How to Rise Above Rude Behavior

How to be civil and practice good manners even when you’re tested.

By Judith Martin and P. M. Forni from Reader's Digest

     

    You can come out of the house now: Good manners are back in style. But there’s always going to be someone who will rain on your parade. We consulted Judith Martin (Miss Manners’ Guide to Excruciatingly Correct Behavior) and civility expert P. M. Forni (The Civility Solution: What to Do When People Are Rude) for their tips on how to behave like a human being even when you’re tested.
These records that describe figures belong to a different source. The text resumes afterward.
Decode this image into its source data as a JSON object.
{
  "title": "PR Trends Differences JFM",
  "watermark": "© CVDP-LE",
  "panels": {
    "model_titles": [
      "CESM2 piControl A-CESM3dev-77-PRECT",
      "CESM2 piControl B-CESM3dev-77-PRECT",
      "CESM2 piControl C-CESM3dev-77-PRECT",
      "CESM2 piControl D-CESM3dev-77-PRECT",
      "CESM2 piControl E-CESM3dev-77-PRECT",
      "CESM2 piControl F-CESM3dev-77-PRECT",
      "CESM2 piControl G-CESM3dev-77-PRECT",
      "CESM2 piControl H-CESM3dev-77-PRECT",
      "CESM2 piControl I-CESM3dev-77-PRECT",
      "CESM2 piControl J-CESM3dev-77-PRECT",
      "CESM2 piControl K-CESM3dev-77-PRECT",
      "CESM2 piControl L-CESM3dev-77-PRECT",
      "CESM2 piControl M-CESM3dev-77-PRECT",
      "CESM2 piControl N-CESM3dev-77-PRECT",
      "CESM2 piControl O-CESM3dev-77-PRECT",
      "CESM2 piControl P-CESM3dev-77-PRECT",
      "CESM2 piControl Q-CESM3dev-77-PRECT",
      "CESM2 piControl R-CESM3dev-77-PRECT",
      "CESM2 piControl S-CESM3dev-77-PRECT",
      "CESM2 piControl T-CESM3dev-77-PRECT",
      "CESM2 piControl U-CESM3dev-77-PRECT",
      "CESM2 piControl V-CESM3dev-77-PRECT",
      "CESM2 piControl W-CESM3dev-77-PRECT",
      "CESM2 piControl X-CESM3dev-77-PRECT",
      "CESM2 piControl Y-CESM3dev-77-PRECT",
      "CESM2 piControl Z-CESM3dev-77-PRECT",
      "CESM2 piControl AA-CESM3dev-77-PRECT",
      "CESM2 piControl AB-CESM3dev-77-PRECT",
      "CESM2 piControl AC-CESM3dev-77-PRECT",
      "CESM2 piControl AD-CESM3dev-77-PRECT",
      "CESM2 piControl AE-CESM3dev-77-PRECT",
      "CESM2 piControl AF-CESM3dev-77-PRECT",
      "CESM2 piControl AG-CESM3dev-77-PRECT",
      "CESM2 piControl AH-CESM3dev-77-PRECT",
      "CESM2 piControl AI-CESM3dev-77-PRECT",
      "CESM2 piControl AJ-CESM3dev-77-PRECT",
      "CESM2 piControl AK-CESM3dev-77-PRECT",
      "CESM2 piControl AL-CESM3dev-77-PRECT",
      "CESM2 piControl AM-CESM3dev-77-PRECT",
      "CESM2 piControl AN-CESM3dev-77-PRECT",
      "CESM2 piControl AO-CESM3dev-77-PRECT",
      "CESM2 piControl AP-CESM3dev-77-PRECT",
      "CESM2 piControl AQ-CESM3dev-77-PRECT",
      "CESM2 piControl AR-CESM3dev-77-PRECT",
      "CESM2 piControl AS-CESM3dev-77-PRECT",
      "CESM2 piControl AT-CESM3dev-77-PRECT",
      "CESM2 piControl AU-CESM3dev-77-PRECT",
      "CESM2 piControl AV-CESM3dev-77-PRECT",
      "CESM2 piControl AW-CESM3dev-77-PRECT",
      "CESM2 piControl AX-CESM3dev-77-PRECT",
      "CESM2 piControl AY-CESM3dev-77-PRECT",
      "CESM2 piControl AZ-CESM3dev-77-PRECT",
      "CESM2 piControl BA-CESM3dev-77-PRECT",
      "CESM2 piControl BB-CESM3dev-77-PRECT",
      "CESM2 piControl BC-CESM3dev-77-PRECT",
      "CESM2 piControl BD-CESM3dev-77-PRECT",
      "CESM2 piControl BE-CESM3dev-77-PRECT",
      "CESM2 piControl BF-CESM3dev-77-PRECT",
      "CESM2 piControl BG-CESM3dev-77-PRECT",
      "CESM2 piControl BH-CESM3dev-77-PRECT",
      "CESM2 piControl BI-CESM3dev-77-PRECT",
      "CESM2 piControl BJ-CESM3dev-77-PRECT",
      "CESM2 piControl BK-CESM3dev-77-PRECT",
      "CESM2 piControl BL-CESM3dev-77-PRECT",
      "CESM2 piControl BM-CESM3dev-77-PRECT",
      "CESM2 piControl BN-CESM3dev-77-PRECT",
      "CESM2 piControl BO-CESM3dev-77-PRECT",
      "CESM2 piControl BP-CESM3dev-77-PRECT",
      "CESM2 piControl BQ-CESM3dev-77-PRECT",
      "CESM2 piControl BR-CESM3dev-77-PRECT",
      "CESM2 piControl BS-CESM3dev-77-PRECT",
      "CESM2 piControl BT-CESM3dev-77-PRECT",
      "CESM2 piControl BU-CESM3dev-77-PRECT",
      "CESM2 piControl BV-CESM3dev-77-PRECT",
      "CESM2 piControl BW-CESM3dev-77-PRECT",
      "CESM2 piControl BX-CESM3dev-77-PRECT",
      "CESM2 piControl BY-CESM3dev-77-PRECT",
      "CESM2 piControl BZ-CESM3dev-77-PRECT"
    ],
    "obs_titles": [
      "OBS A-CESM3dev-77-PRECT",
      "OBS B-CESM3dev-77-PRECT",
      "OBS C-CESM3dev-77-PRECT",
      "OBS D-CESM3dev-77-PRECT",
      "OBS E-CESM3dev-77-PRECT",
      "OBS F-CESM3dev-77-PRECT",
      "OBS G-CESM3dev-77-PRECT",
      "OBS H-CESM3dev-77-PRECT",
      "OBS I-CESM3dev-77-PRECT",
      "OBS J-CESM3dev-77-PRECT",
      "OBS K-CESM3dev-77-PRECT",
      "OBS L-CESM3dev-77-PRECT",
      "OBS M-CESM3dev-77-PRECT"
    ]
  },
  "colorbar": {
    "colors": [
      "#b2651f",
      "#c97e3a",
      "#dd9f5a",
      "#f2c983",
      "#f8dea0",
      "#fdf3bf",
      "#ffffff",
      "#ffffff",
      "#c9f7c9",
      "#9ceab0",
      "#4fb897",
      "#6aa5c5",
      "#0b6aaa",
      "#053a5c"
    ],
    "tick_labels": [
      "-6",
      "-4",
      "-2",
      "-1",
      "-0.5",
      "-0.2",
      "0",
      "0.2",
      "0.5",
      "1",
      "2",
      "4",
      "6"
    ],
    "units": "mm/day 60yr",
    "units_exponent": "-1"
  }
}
    How to Rise Above Rude Behavior© 2009 Jupiterimages Corporation

  • 1.

    Presume goodwill.

    “This gives the other person a face-saving way to change his or her behavior. Any diplomat will tell you that the way to negotiate is to give people a graceful way to do what you want them to do,” says Martin.

  • 2.

    Don’t fight rudeness with rudeness.

    “When people encounter rude behavior in others, they often retaliate with rude behavior,” says Martin. “This doubles the amount of rudeness—it doesn’t reduce it.”


  • 3.

    Remain calm.

    “Nowadays, everyone comes out swinging,” says Martin. “[But] we do have to control our tempers—that’s civilization.”


  • 4.

    Practice restraint.

    “If it’s something minor from a stranger, ignore rude behavior,” says Forni. “If it’s from a spouse, friend, or coworker, address it in a polite, clear, positive way.”


  • 5.

    Teach good manners early.

    “When that’s done,” says Forni, “children are less likely to become narcissistic and abusive adults.”